Yes they are out there, not in large numbers, but nevertheless in a small percentage,, compared to average individuals.
And occasionally, these types of "perfectionists" surface, usually with a turntable not suitable for their use, in this case, an over-built non-adustable unit with speed issues that are not tolerable.


In the usual case, I suggest a quartz-locked machine with a manually adjustable speed range, of which there are many to be found.
These range from a 1970's Radio Shack machine to the current Technics SL-1200 series.
 
Hi Wiseoldtech,

If you like to talk to a super super individual picky guy I introduce you one of my friends and by the way you shall listen to one of the best sounding system I ever listened.

I believe that in the DIYer community there is a normal attitude to make things good, though sometimes we built things that economically do not worth to be made, but we still make them. A commercial good Fly Wheel is costly, I suppose few thousand dollars... But also there are guys that think a turntable do not need to be precise, need just to turn, as far as it turns is ok.

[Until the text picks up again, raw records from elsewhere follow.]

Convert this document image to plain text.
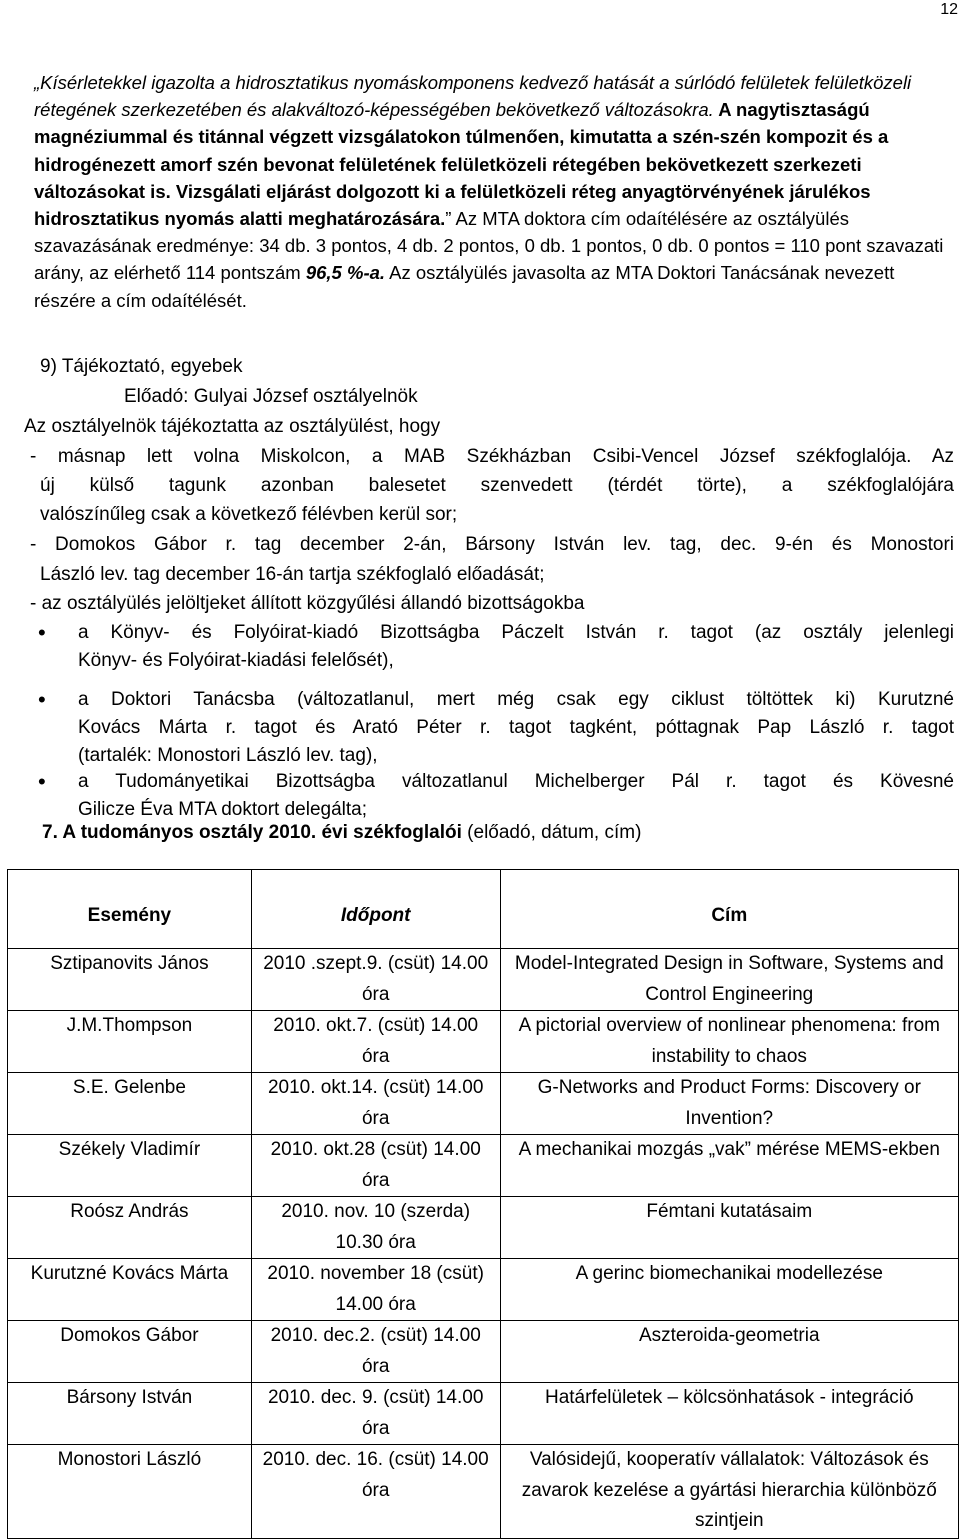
12
„Kísérletekkel igazolta a hidrosztatikus nyomáskomponens kedvező hatását a súrlódó felületek felületközeli rétegének szerkezetében és alakváltozó-képességében bekövetkező változásokra. A nagytisztaságú magnéziummal és titánnal végzett vizsgálatokon túlmenően, kimutatta a szén-szén kompozit és a hidrogénezett amorf szén bevonat felületének felületközeli rétegében bekövetkezett szerkezeti változásokat is. Vizsgálati eljárást dolgozott ki a felületközeli réteg anyagtörvényének járulékos hidrosztatikus nyomás alatti meghatározására.” Az MTA doktora cím odaítélésére az osztályülés szavazásának eredménye: 34 db. 3 pontos, 4 db. 2 pontos, 0 db. 1 pontos, 0 db. 0 pontos = 110 pont szavazati arány, az elérhető 114 pontszám 96,5 %-a. Az osztályülés javasolta az MTA Doktori Tanácsának nevezett részére a cím odaítélését.
9) Tájékoztató, egyebek
Előadó: Gulyai József osztályelnök
Az osztályelnök tájékoztatta az osztályülést, hogy
- másnap lett volna Miskolcon, a MAB Székházban Csibi-Vencel József székfoglalója. Az
új külső tagunk azonban balesetet szenvedett (térdét törte), a székfoglalójára
valószínűleg csak a következő félévben kerül sor;
- Domokos Gábor r. tag december 2-án, Bársony István lev. tag, dec. 9-én és Monostori
László lev. tag december 16-án tartja székfoglaló előadását;
- az osztályülés jelöltjeket állított közgyűlési állandó bizottságokba
• a Könyv- és Folyóirat-kiadó Bizottságba Páczelt István r. tagot (az osztály jelenlegi
Könyv- és Folyóirat-kiadási felelősét),
• a Doktori Tanácsba (változatlanul, mert még csak egy ciklust töltöttek ki) Kurutzné
Kovács Márta r. tagot és Arató Péter r. tagot tagként, póttagnak Pap László r. tagot
(tartalék: Monostori László lev. tag),
• a Tudományetikai Bizottságba változatlanul Michelberger Pál r. tagot és Kövesné
Gilicze Éva MTA doktort delegálta;
7. A tudományos osztály 2010. évi székfoglalói (előadó, dátum, cím)
Esemény	Időpont	Cím
Sztipanovits János	2010 .szept.9. (csüt) 14.00 óra	Model-Integrated Design in Software, Systems and Control Engineering
J.M.Thompson	2010. okt.7. (csüt) 14.00 óra	A pictorial overview of nonlinear phenomena: from instability to chaos
S.E. Gelenbe	2010. okt.14. (csüt) 14.00 óra	G-Networks and Product Forms: Discovery or Invention?
Székely Vladimír	2010. okt.28 (csüt) 14.00 óra	A mechanikai mozgás „vak” mérése MEMS-ekben
Roósz András	2010. nov. 10 (szerda) 10.30 óra	Fémtani kutatásaim
Kurutzné Kovács Márta	2010. november 18 (csüt) 14.00 óra	A gerinc biomechanikai modellezése
Domokos Gábor	2010. dec.2. (csüt) 14.00 óra	Aszteroida-geometria
Bársony István	2010. dec. 9. (csüt) 14.00 óra	Határfelületek – kölcsönhatások - integráció
Monostori László	2010. dec. 16. (csüt) 14.00 óra	Valósidejű, kooperatív vállalatok: Változások és zavarok kezelése a gyártási hierarchia különböző szintjein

These guys might even use the Chinese restaurant TURNTABLE to listen LPs, I suppose....

However even I do not have so good ears anymore due to my age, but it is still possible to spot the different sound as I described above even for a modest system as mine and using the cheap Denon DL 103 cart. When the system sounds good I clap the feet following the music ...... good feeling indeed.
I do like quartz locked DD unit especially the Yamaha GT 2000 from the 80s, but too costly indeed and not DIY fun after all. My SCARRAFONE ( Italian slang to say when even an ugly thing i believe it is the most beautiful one ) have some nice solutions and after all except for the Fly unit, for the time being, my TT perform pretty good and is not too ugly as well!
AS DIY i do not have knowledge to make electronic things, especially a quartz locking unit that if not a good one provide musically worse result compared to the fixed speed one. My knowledge is more mechanical and for other solutions.

Tks n Rgds

Adelmo
 
Obviously it does not have these things. :whazzat:


That was my first thought. But he has two motors. He should have ample torque and he should have some way to govern the speed of the motors. Otherwise how can he guarantee that the motors are spinning at the same rate and not fighting themselves?



If he doesn't have adequate torque or motor control, we have a larger problem here than the bearing.